After Health Minister Sussan Ley fell on her sword over the travel expenses controversy, it is curious that Prime Minister Malcolm Turnbull’s small cabinet reshuffle would promote two men with their own share of controversies in her place.
As had been widely predicted overnight, Turnbull announced on Wednesday that Greg Hunt will replace Ley as Health and Sport Minister, while Arthur Sinodinos will take over Hunt’s former portfolio of Innovation, Industry and Science.
Just days ago, the Herald Sun reported that Hunt had charged taxpayers more than $20,000 for trips for himself and his family to Queensland, including five trips to Noosa and six trips to Hayman Island during more than a decade in Parliament.

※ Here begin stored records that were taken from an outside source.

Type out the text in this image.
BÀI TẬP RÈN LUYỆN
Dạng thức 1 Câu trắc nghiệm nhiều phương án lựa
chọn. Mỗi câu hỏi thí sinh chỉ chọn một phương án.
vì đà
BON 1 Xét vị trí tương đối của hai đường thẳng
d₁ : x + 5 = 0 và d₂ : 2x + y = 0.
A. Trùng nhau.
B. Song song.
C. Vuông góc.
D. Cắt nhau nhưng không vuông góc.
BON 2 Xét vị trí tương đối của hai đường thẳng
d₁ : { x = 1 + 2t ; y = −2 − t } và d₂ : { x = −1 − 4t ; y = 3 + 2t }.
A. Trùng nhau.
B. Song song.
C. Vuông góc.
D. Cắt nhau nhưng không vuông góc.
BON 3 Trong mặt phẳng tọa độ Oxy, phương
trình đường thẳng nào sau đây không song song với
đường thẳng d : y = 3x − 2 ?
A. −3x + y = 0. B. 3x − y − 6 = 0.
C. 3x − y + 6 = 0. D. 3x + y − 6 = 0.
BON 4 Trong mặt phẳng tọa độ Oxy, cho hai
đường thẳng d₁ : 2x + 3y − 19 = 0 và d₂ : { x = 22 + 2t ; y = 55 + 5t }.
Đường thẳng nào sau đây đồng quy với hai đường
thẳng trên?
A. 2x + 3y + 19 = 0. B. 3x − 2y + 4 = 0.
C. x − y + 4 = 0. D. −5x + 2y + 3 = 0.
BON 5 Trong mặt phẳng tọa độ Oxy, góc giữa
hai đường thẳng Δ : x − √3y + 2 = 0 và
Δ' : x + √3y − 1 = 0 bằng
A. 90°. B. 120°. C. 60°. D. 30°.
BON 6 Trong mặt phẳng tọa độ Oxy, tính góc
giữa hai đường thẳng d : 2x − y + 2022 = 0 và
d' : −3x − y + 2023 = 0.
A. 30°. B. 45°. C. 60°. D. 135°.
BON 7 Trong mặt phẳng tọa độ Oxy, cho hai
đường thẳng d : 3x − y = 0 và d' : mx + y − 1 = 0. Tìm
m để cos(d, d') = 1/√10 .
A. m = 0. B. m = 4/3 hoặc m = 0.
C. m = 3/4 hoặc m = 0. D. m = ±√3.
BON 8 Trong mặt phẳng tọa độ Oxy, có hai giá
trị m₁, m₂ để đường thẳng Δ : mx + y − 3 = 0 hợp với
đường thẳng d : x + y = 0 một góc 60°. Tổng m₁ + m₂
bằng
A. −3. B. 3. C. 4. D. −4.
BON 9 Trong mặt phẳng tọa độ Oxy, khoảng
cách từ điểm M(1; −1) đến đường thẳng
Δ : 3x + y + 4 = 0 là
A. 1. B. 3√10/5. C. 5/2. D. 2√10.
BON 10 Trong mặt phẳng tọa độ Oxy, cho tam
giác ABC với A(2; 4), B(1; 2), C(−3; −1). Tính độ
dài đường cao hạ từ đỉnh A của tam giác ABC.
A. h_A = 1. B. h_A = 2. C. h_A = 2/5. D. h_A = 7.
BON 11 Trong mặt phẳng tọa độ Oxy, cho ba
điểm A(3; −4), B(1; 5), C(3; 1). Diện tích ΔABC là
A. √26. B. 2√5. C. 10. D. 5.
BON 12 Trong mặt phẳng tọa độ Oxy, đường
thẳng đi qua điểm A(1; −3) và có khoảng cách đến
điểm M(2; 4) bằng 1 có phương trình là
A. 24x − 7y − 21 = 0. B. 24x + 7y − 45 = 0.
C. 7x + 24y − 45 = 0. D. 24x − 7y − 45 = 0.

This is significantly less than the estimated $40,000 Ley had spent on trips to the Gold Coast, and as far as has been reported, Hunt did not buy any investment properties, but it raises questions as to why Hunt’s trips were not considered to render him an unfit replacement for Ley.
Arthur Sinodinos, a trusted operator within the Coalition and a close confidant of the Prime Minister, also has a messy past because of his appearances at ICAC over both the NSW Liberal Party laundering donations from property developers and his time at Australian Water Holdings. As Fairfax’s Kate McClymont notes, although there were no findings made against Sinodinos or expected to be made against him in either matter, his failure to act in either incident and his poor memory in ICAC hearings will likely haunt him as Labor targets the new Innovation Minister.
Turnbull said that Sinodinos’ role as cabinet secretary would go back to the public service in the Department of Prime Minister and Cabinet, reducing the size of the Turnbull cabinet by one.
The other limited changes made to the Turnbull cabinet include appointing Ken Wyatt as the assistant minister for aged care and Minister for Indigenous Health, making Wyatt the first indigenous person appointed to a Commonwealth ministry.
Conservative rising star Michael Sukkar has also been appointed as assistant minister to the treasurer, but any conservative desire for a Tony Abbott return to cabinet has been dashed.
The changes mean one less woman in Turnbull’s cabinet, and Ley is the only one to have been punished for her expenses claims, while other senior ministers, including Peter Dutton, Mathias Cormann and George Brandis, have had their own controversies over the past few weeks over expenses.
At some point, too, you have to wonder, what dirt does Brandis have on those in power in order to save himself for as long as he has? Many had been predicting Brandis might go in an early 2017 reshuffle by the PM, and yet he remains. The Attorney-General has more ministerial stuff-ups than any of his colleagues, he has misled Parliament, and there are still questions around his actions regarding the Bell Group High Court case still yet to be answered and more hearings over what he knew and when still to come. But London’s calling, so the fifth reshuffle in 18 months might not be that far away.